Así se fundó este barrio

Las casas de un piso fueron la génesis de un macroproyecto en el que hoy viven siete mil hogares y que serán muchísimos otros en los próximos años. A las familias que llegaron allí les tocó un mundo nuevo, en el que casi todo estaba por hacer. Hablamos con algunos de esos pioneros.

Ahora hay muchos árboles, sobre todo mangos, sembrados de cada lado de las calles. En algunas se alcanza a formar un túnel sombreado y muy bonito. La mayoría de casas tienen su terraza con buenos cerramientos y piso en cerámica. Se camina tranquilo, sin mayor temor: se siente que hay vecindad y buen ambiente. Uno pregunta por alguien del sector y casi cualquiera sabe quién es y dónde vive.

Pero nada de eso existía al comienzo, cuando se entregó el urbanismo inicial y las casas ‘peladas’, apenas pintadas de amarillo. La comunidad que hoy lo habita tampoco surgió por generación espontánea. Ha sido un largo camino que comenzó hace once años. Muchos de ellos ni imaginaban todo lo que ha crecido el barrio en extensión, servicios y negocios. 

Entre pescados y dulces

“Cuando llegamos aquí había monte por todo enfrente y de la manzana quince para allá también había mucho monte. No había transporte, uno tenía que coger los transportes en Flor del Campo; a veces se iba el agua y nos tocaba recoger el agua lluvia; no teníamos colegio, no había biblioteca, no había nada de eso. De a poquito fue haciéndose la población del barrio y pasando el tiempo fue que hubo civilización aquí en Bicentenario”.

Quien recuerda esto es Estilita Obeso, palenquera de origen y crecida en el barrio San Francisco, desde donde fue reubicada, como muchos vecinos originales. Aquí llegó con sus tres hijos. En el barrio es bastante reconocida por dos cosas: la venta de pescado y como alma del Festival del Dulce en Semana Santa.
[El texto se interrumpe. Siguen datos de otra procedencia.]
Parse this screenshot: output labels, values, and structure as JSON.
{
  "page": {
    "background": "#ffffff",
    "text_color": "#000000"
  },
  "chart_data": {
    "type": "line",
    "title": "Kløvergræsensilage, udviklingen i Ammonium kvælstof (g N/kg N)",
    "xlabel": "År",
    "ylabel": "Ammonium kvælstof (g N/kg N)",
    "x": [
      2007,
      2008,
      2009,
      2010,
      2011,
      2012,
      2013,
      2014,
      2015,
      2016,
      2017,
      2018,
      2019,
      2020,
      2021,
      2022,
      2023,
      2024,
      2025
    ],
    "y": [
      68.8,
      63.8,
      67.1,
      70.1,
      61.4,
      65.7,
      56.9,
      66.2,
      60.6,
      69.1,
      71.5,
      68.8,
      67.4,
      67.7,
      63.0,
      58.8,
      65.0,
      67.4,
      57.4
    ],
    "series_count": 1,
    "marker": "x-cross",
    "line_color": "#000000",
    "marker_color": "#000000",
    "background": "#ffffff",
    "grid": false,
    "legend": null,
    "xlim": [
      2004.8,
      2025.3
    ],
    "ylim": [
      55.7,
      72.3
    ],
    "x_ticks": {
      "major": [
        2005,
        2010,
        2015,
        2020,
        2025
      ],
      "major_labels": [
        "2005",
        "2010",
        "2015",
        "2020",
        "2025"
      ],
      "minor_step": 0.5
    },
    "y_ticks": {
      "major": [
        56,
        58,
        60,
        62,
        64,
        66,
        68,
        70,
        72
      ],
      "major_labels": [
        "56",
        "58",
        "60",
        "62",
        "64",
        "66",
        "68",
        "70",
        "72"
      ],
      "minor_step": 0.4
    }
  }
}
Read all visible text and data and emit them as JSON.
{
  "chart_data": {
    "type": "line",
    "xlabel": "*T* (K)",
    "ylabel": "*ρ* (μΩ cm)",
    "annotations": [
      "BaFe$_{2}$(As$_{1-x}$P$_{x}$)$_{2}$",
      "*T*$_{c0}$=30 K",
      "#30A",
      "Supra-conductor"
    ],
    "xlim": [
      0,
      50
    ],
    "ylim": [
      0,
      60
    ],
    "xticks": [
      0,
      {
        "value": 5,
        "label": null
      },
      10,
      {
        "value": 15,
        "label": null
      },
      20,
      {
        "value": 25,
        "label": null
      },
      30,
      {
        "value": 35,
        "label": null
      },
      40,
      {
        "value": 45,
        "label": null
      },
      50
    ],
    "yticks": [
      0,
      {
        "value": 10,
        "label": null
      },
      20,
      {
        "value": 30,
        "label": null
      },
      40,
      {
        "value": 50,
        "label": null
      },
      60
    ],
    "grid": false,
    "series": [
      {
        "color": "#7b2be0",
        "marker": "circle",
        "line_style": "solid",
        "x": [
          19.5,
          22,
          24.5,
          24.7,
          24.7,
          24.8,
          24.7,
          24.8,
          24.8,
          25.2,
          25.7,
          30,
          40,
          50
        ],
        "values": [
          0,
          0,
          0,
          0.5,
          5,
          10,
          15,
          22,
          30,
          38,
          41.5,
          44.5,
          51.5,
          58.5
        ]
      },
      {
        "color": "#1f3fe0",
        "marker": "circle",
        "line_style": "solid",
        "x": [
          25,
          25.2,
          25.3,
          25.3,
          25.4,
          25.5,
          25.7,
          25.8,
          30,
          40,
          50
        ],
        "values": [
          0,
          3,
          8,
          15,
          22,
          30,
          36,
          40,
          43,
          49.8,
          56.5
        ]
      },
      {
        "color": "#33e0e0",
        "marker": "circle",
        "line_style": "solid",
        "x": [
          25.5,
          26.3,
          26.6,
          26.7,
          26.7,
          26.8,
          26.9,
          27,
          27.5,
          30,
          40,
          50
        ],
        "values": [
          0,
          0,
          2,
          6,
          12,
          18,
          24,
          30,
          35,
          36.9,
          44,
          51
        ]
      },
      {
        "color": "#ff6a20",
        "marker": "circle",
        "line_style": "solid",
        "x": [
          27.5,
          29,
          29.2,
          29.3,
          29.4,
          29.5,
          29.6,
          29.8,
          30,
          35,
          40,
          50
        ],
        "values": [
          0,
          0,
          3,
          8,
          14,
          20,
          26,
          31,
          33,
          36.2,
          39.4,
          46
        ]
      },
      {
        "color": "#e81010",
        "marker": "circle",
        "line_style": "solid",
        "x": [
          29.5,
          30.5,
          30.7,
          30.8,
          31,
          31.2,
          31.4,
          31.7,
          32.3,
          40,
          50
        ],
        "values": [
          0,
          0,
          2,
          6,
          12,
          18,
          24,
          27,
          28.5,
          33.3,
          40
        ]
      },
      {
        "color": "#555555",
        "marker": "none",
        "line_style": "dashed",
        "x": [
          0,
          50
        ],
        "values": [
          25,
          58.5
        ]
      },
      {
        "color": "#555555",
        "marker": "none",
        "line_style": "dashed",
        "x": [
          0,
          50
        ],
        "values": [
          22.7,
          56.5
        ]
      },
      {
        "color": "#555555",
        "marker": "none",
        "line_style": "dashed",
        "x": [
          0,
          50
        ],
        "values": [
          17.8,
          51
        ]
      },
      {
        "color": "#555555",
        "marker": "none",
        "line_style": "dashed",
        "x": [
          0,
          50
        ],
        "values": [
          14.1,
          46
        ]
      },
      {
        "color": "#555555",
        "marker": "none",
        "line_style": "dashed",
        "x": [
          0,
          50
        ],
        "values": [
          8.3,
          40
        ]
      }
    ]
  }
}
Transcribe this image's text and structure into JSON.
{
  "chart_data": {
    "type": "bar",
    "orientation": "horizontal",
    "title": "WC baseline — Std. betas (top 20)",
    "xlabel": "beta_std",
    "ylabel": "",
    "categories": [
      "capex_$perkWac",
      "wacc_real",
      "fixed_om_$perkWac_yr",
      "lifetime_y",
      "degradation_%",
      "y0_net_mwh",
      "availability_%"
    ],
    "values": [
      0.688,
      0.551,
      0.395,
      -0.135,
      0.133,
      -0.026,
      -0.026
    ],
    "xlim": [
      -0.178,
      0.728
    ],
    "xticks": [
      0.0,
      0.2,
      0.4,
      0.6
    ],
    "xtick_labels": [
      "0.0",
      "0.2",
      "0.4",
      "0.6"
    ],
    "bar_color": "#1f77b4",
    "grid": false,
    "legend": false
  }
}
“Yo llegué acá con mis tres hijos y un compañero que tenía entonces. Pedro Luis llegó como de doce años; Jonathan David, de siete u ocho y Wilfredo, de cinco. Los dos pequeños la cogieron fácil pero al más grande le costó más. Gracias a Dios se han criado bien y el mayor es cristiano, está casado y ahora tengo a mis cuatro nietos”, dice Estilita.

“Cuando vine a Bicentenario comencé con un restaurante casero para los trabajadores y contratistas que estaban haciendo las casas. Después hice varios cursos de la Fundación, pero no se concretó nada y entonces comencé con lo del pescado a producir mi ingreso y al día de hoy le doy la gloria a Dios por vivir aquí”.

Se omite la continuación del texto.